Client setup only took a few steps. We configured the wireless adapter first, forgetting to install the driver software before we inserted the card. Once we fixed that, the rest was a snap.

Next, we installed the LucidLink client software, which took only a minute or two. We created a user name and selected it. The administrator must authorise the user before he can access the network. The user guide includes a highlighted note recommending users shut down the system when changing users on an XP device to ensure a second user doesn't gain access to the network using the first's credentials.

Access granted
Operation after this step is transparent. The first time a user connects with the LucidLink client, he has to wait until the administrator grants access from the "server" management console. Once approved, the client will connect automatically whenever it enters the access point's range. To connect to a different access point, you have to disable the client and re-enable the adapter to let Windows configure the wireless network settings. This could get to be a hassle if you switch networks frequently.

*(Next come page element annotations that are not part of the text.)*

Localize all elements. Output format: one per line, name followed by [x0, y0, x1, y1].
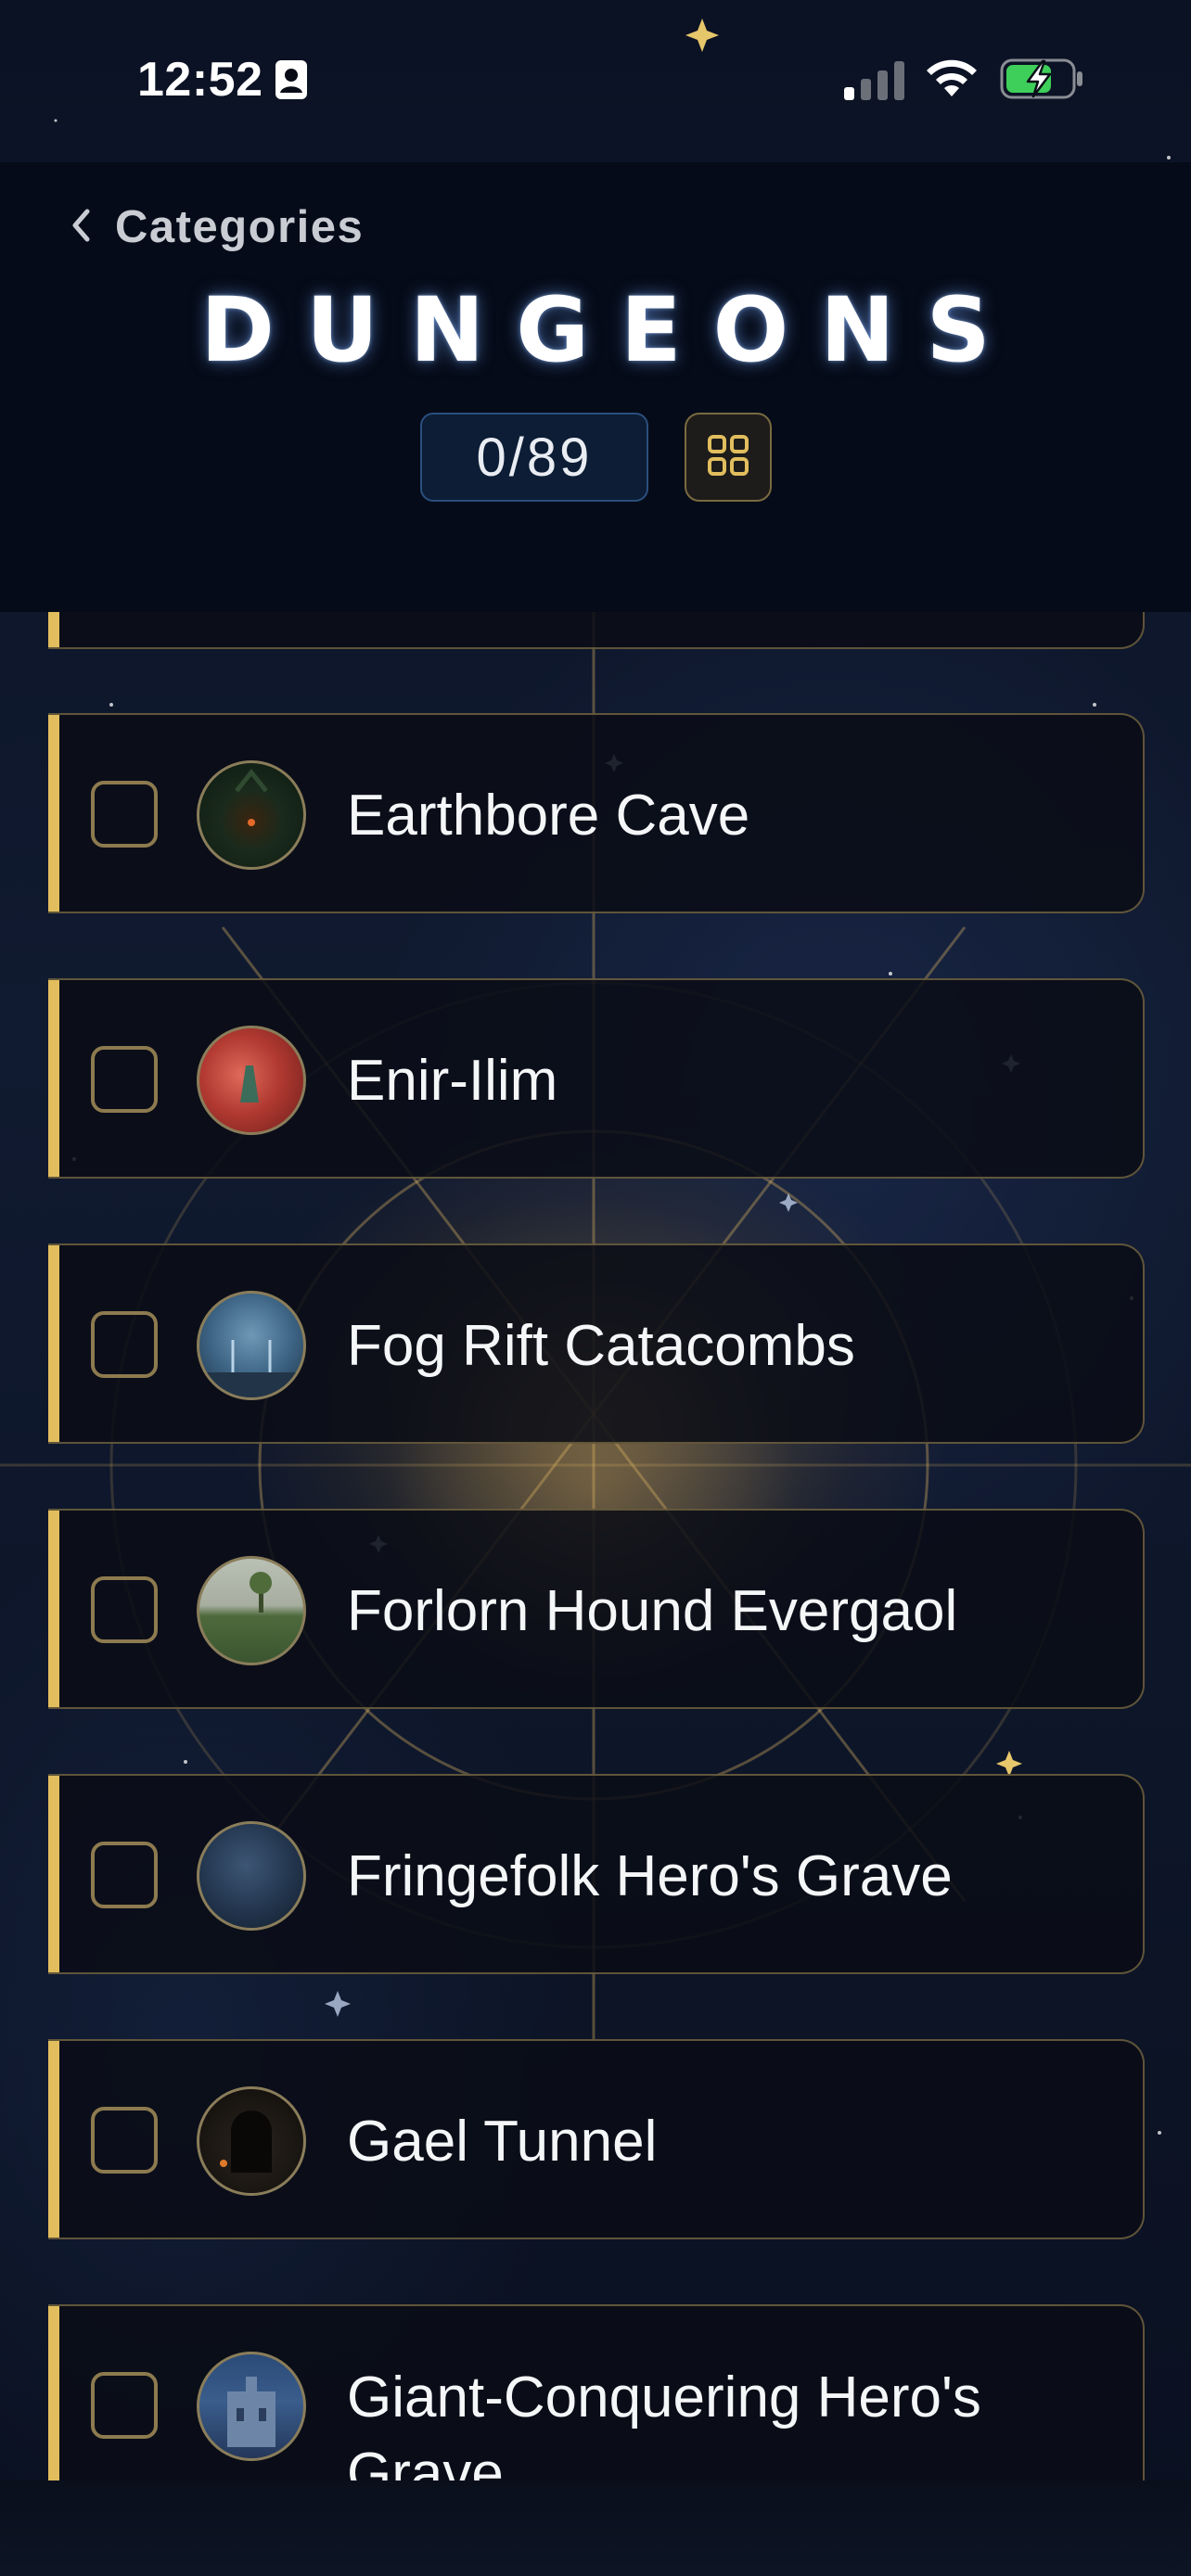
- dungeon-thumbnail: [197, 1556, 306, 1665]
- list-item[interactable]: Giant-Conquering Hero's Grave: [48, 2304, 1145, 2480]
- dungeon-thumbnail: [197, 1026, 306, 1135]
- dungeon-thumbnail: [197, 2352, 306, 2461]
- grid-icon: [707, 434, 749, 481]
- dungeon-list[interactable]: Earthbore Cave Enir-Ilim Fog Rift Cataco…: [0, 612, 1191, 2480]
- page-header: Categories DUNGEONS 0/89: [0, 162, 1191, 612]
- checkbox[interactable]: [91, 2372, 158, 2439]
- dungeon-thumbnail: [197, 2086, 306, 2196]
- card-accent: [48, 1776, 59, 1972]
- back-label: Categories: [115, 202, 365, 252]
- card-accent: [48, 1511, 59, 1707]
- item-name: Fog Rift Catacombs: [347, 1313, 855, 1378]
- card-accent: [48, 2041, 59, 2238]
- list-item[interactable]: Forlorn Hound Evergaol: [48, 1509, 1145, 1709]
- item-name: Forlorn Hound Evergaol: [347, 1578, 958, 1643]
- checkbox[interactable]: [91, 1842, 158, 1908]
- status-bar: 12:52: [0, 0, 1191, 162]
- list-item[interactable]: Earthbore Cave: [48, 713, 1145, 913]
- page-title: DUNGEONS: [200, 278, 1022, 382]
- battery-charging-icon: [1000, 57, 1085, 105]
- dungeon-thumbnail: [197, 1291, 306, 1400]
- list-item[interactable]: Fog Rift Catacombs: [48, 1243, 1145, 1444]
- checkbox[interactable]: [91, 2107, 158, 2174]
- item-name: Enir-Ilim: [347, 1048, 558, 1113]
- card-accent: [48, 612, 59, 647]
- card-accent: [48, 715, 59, 912]
- checkbox[interactable]: [91, 1576, 158, 1643]
- checkbox[interactable]: [91, 781, 158, 848]
- dungeon-thumbnail: [197, 1821, 306, 1931]
- card-accent: [48, 1245, 59, 1442]
- list-item[interactable]: Enir-Ilim: [48, 978, 1145, 1179]
- chevron-left-icon: [70, 201, 91, 253]
- progress-counter: 0/89: [420, 413, 648, 502]
- back-button[interactable]: Categories: [70, 199, 364, 255]
- dungeon-thumbnail: [197, 760, 306, 870]
- list-item[interactable]: Gael Tunnel: [48, 2039, 1145, 2239]
- bottom-bar: [0, 2480, 1191, 2576]
- list-item[interactable]: Fringefolk Hero's Grave: [48, 1774, 1145, 1974]
- list-item-partial[interactable]: [48, 612, 1145, 649]
- cellular-signal-icon: [844, 61, 905, 105]
- checkbox[interactable]: [91, 1311, 158, 1378]
- wifi-icon: [924, 57, 980, 103]
- status-time: 12:52: [137, 53, 263, 107]
- item-name: Gael Tunnel: [347, 2109, 658, 2174]
- checkbox[interactable]: [91, 1046, 158, 1113]
- grid-view-button[interactable]: [685, 413, 772, 502]
- card-accent: [48, 2306, 59, 2480]
- contact-card-icon: [275, 59, 308, 105]
- item-name: Earthbore Cave: [347, 783, 750, 848]
- card-accent: [48, 980, 59, 1177]
- item-name: Giant-Conquering Hero's Grave: [347, 2366, 981, 2480]
- item-name: Fringefolk Hero's Grave: [347, 1843, 953, 1908]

The LucidLink management console provides a simple interface. Users must be authorised for either a specific amount of time or granted unlimited access. Rescinding users' authorisation is as easy as unchecking a box. However, when you revoke users' authorisations, they still have access until they disconnect from the network. An event log also shows details for each authorization event.

The only administration task is backup and recovery. The manual recommends copying two binary configuration files to a back-up directory on another machine or external drive. Recovery consists of re-installing the software and copying the back-up files to a configuration directory.

Considering the work going on behind the scenes with RADIUS authentication and secure access key generation, the LucidLink software was pretty simple to install and configure. It was also easy to administer for a small number of users. For more than 100 users, the company offers an enterprise product.

OUR VERDICT

Simple installation that hides the complexity of a RADIUS-based authentication server and 128-bit key security.